Biomechanical, Healing and Therapeutic Effects of Stretching: A Comprehensive Review

Abstract

Characterized in biomedical terms, stretching exercises have been defined as movements applied by external and/or internal forces to increase muscle and joint flexibility, decrease muscle stiffness, elevate the joint range of motion (ROM), increase the length of the “muscle–tendon” morpho-functional unit, and improve joint, muscle, and tendon movements, contraction, and relaxation. The present review examines and summarizes the initial and recent literature data related to the biomechanical, physiological, and therapeutic effects of static stretching (SS) on flexibility and other physiological characteristics of the main structure and the “joint–ligament–tendon–muscle” functional unit. The healing and therapeutic effects of SS, combined with other rehabilitation techniques (massage, foam rolling with and without vibrations, hot/cold therapy, etc.), are discussed in relation to the creation of individual (patient-specific) or group programs for the treatment and prevention of joint injuries, as well as for the improvement of performance in sports. From a theoretical point of view, the role of SS in positively affecting the composition of the connective tissue matrix is pointed out: types I–III collagen syntheses, hyaluronic acid, and glycosaminoglycan (GAG) turnover under the influence of the transforming growth factor beta-1 (TGF-β-1). Different variables, such as collagen type, biochemistry, elongation, and elasticity, are used as molecular biomarkers.

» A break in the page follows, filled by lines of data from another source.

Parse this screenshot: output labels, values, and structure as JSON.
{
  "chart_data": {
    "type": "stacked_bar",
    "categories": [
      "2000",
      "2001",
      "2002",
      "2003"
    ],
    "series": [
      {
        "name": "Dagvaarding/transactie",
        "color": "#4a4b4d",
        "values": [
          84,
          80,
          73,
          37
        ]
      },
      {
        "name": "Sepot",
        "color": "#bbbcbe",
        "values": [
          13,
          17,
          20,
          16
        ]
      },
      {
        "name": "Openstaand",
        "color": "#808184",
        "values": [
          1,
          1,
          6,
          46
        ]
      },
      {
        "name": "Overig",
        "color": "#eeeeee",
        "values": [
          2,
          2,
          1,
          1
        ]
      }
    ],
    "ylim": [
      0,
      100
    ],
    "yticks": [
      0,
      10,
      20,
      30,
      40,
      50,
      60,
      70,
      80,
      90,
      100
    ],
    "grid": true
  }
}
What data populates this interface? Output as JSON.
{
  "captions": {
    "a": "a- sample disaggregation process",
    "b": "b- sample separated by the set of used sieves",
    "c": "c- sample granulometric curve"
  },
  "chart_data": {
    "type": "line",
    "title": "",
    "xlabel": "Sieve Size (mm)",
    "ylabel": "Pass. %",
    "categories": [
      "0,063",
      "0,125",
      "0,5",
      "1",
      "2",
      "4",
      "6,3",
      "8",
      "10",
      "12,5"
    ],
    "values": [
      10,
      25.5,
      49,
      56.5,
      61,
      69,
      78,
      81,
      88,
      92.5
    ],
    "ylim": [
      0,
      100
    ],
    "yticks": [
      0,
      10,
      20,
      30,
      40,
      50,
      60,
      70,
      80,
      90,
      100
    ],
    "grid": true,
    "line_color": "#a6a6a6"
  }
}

Recent studies have indicated that static progressive stretching therapy can prevent/reduce the development of arthrogenic contractures, joint capsule fibrosis, and muscle stiffness and requires new clinical applications. Combined stretching techniques have been proposed and applied in medicine and sports, depending on their long- and short-term effects on variables, such as the ROM, EMG activity, and muscle stiffness. The results obtained are of theoretical and practical interest for the development of new experimental, mathematical, and computational models and the creation of efficient therapeutic programs. The healing effects of SS on the main structural and functional unit—“joint–ligament–tendon–muscle”—need further investigation, which can clarify and evaluate the benefits of SS in prophylaxis and the treatment of joint injuries in healthy and ill individuals and in older adults, compared to young, active, and well-trained persons, as well as compared to professional athletes.